Arc Forumnew | comments | leaders | submitlogin
Fix: UFT-8 in app server
16 points by olavk 6165 days ago | 4 comments
The web server does not seem support non-ASCII text correctly, but that should be very easy to fix. E.g. if you write

   (defop hello req (pr "hello world \u263B"))
You get some strange looking text in you browser. This seem to be because arc is generating UTF-8 encoded output (which I think is MzScheme default encoding) but not declaring the encoding in the HTTP header, which will make most browsers default to interpret it as ISO-8859-1.

It can be fixed by changing svr.asc line 105 to

    Content-Type: text/html;charset=utf-8


2 points by byronsalty 6164 days ago | link

So I should this be a srv startup option (to support utf-8)?

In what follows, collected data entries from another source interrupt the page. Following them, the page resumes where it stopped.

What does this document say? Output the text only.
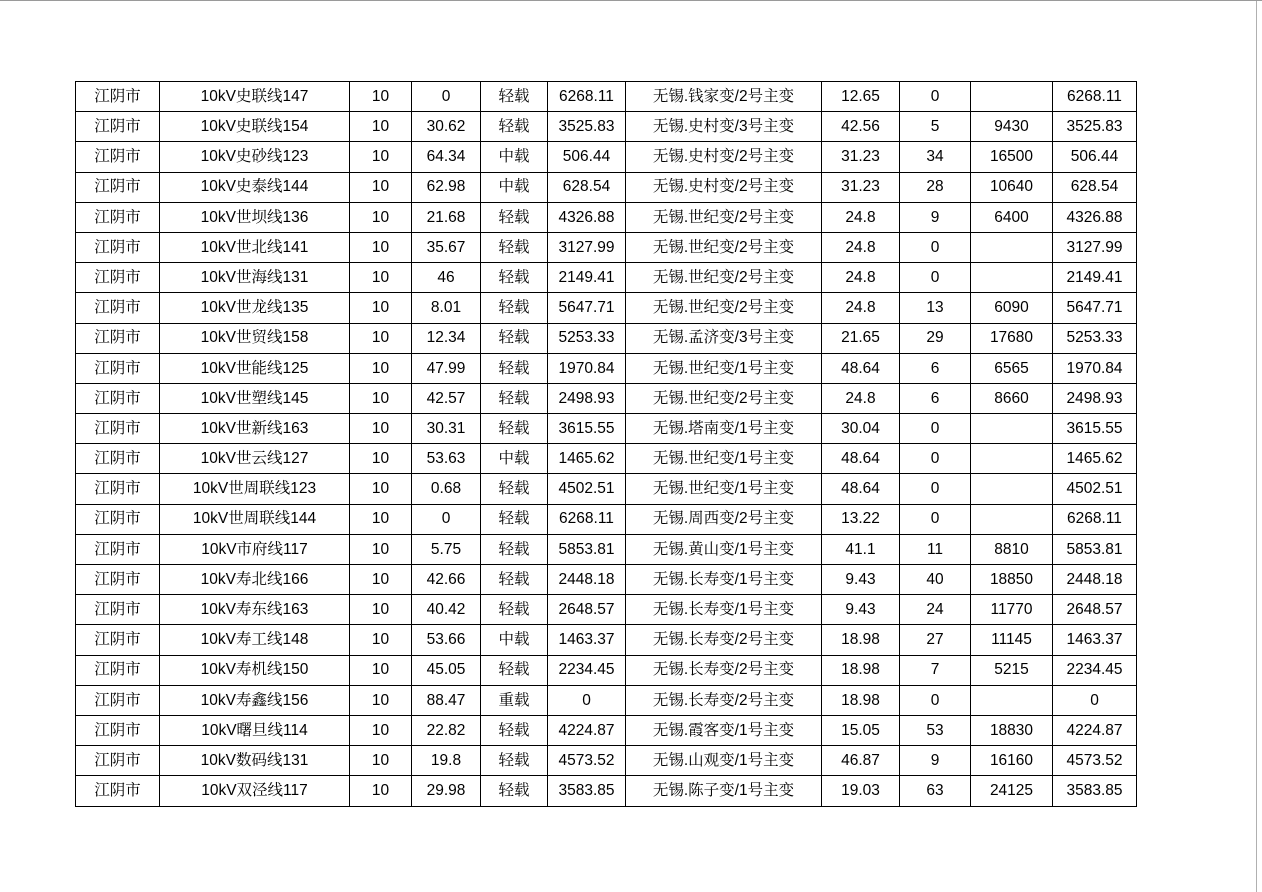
江阴市	10kV史联线147	10	0	轻载	6268.11	无锡.钱家变/2号主变	12.65	0		6268.11
江阴市	10kV史联线154	10	30.62	轻载	3525.83	无锡.史村变/3号主变	42.56	5	9430	3525.83
江阴市	10kV史砂线123	10	64.34	中载	506.44	无锡.史村变/2号主变	31.23	34	16500	506.44
江阴市	10kV史泰线144	10	62.98	中载	628.54	无锡.史村变/2号主变	31.23	28	10640	628.54
江阴市	10kV世坝线136	10	21.68	轻载	4326.88	无锡.世纪变/2号主变	24.8	9	6400	4326.88
江阴市	10kV世北线141	10	35.67	轻载	3127.99	无锡.世纪变/2号主变	24.8	0		3127.99
江阴市	10kV世海线131	10	46	轻载	2149.41	无锡.世纪变/2号主变	24.8	0		2149.41
江阴市	10kV世龙线135	10	8.01	轻载	5647.71	无锡.世纪变/2号主变	24.8	13	6090	5647.71
江阴市	10kV世贸线158	10	12.34	轻载	5253.33	无锡.孟济变/3号主变	21.65	29	17680	5253.33
江阴市	10kV世能线125	10	47.99	轻载	1970.84	无锡.世纪变/1号主变	48.64	6	6565	1970.84
江阴市	10kV世塑线145	10	42.57	轻载	2498.93	无锡.世纪变/2号主变	24.8	6	8660	2498.93
江阴市	10kV世新线163	10	30.31	轻载	3615.55	无锡.塔南变/1号主变	30.04	0		3615.55
江阴市	10kV世云线127	10	53.63	中载	1465.62	无锡.世纪变/1号主变	48.64	0		1465.62
江阴市	10kV世周联线123	10	0.68	轻载	4502.51	无锡.世纪变/1号主变	48.64	0		4502.51
江阴市	10kV世周联线144	10	0	轻载	6268.11	无锡.周西变/2号主变	13.22	0		6268.11
江阴市	10kV市府线117	10	5.75	轻载	5853.81	无锡.黄山变/1号主变	41.1	11	8810	5853.81
江阴市	10kV寿北线166	10	42.66	轻载	2448.18	无锡.长寿变/1号主变	9.43	40	18850	2448.18
江阴市	10kV寿东线163	10	40.42	轻载	2648.57	无锡.长寿变/1号主变	9.43	24	11770	2648.57
江阴市	10kV寿工线148	10	53.66	中载	1463.37	无锡.长寿变/2号主变	18.98	27	11145	1463.37
江阴市	10kV寿机线150	10	45.05	轻载	2234.45	无锡.长寿变/2号主变	18.98	7	5215	2234.45
江阴市	10kV寿鑫线156	10	88.47	重载	0	无锡.长寿变/2号主变	18.98	0		0
江阴市	10kV曙旦线114	10	22.82	轻载	4224.87	无锡.霞客变/1号主变	15.05	53	18830	4224.87
江阴市	10kV数码线131	10	19.8	轻载	4573.52	无锡.山观变/1号主变	46.87	9	16160	4573.52
江阴市	10kV双泾线117	10	29.98	轻载	3583.85	无锡.陈子变/1号主变	19.03	63	24125	3583.85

And then all Content-Type: text/html should become Content-Type: text/html;charset=utf-8 ?

That would be easy to add to the header stuff I was working on yesterday. Can probably do that tonight.

-----

2 points by olavk 6164 days ago | link

Cool. I don't think it should be an option though, since the server generates utf-8 anyway - it just doesn't label it correctly. I can't imagine when it would be useful _not_ to indicate the encoding.

-----

7 points by kens 6164 days ago | link

Not indicating the encoding leaves you vulnerable to an XSS attack. For instance, the following looks harmless, but if you don't set the encoding explicitly it can get executed if your browser is set to UTF-7, or auto-detects to UTF-7:

+ADw-script+AD4-alert('XSS')+ADw-/script+AD4-

Edit to add some explanation: if displayed as UTF-7, the above will pop up a "XSS" alert box. It's just an example; it doesn't actually do anything bad but it shows the potential for malicious XSS. A key point is that HTML-escaping your output or filtering out HTML tags isn't enough, since innocuous-looking characters can cause problems if the encoding is misinterpreted.

-----

1 point by sacado 6165 days ago | link

Yep, it's working ! Thanks !

-----